I begin with the first issue. Veneer Theory is, in my view, not very tempting. In philosophy, it is most naturally associated with a certain view of practical rationality and of how practical rationality is related to morality. According to this view, what it is rational to do, as well as what we naturally do, is to maximize the satisfaction of our own personal interests. Morality then enters the scene as a set of rules that constrain this maximizing activity. These rules may be based on what promotes the common good, rather than the individual’s good. Or they may, as in deontological theories, be based on other considerations—justice, fairness, rights, or what have you. In either case, Veneer Theory holds that these constraints, which oppose our natural and rational tendency to pursue what is best for ourselves, and which are therefore unnatural, are all too easily broken through. De Waal seems to accept the idea that it is rational to pursue your own best interests, but wants to reject the associated view that morality is unnatural, and therefore he tends to favor an emotion-based or sentimentalist theory of morality.

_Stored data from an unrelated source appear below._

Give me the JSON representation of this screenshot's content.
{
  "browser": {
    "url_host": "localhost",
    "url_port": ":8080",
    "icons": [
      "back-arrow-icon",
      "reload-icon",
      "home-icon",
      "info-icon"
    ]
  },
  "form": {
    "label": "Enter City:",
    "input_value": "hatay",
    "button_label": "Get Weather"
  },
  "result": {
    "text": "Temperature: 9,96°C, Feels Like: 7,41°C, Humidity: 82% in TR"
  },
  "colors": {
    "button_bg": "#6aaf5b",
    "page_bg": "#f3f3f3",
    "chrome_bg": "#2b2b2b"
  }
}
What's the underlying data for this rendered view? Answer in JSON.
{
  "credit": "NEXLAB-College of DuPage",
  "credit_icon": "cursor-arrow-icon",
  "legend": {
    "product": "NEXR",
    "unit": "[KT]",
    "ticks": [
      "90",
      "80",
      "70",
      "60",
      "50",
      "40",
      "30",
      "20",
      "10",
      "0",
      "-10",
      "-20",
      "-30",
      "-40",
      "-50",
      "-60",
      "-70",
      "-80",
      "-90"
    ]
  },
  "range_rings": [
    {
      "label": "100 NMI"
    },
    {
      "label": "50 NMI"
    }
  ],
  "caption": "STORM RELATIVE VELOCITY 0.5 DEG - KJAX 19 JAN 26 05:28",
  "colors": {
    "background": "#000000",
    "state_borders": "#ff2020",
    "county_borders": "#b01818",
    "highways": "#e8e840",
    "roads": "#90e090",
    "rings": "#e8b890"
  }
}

There are a number of problems with Veneer Theory. In the first place, despite its popularity in the social sciences, the credentials of the principle of pursuing your own best interests as a principle of practical reason have never been established. To show that this is a principle of practical reason one would have to demonstrate its normative foundation. I can think of only a few philosophers—Joseph Butler, Henry Sidgwick, Thomas Nagel, and Dere
k Parfit among them—who have even attempted anything along these lines.3 And the idea that what people actually do is pursue their own best interests is, as Butler pointed out long ago, rather laughable.4
In the second place, it is not even clear that the idea of self-interest is a well-formed concept when applied to an animal as richly social as a human being. Unquestionably, we have some irreducibly private interests—in the satisfaction of our appetites, in food and a certain kind of sex, say. But our personal interests are not limited to having things. We also have interests in doing things and being things. Many of these interests cannot set us wholly against the interests of society, simply because they are unintelligible outside of society and the cultural traditions that society supports. You could intelligibly want to be the world’s greatest ballerina, but you could not intelligibly want to be the world’s only ballerina, since, at least arguably, if there were only one, there wouldn’t be any. Even for having things there is a limit to the coherent pursuit of self-interest. If you had all the money in the world, you would not be rich. And of course we also have genuine interests in certain other people, from whom our own interests cannot be separated. So the idea that we can clearly identify our own interests as something set apart from or over against the interests of others is strained to say the least.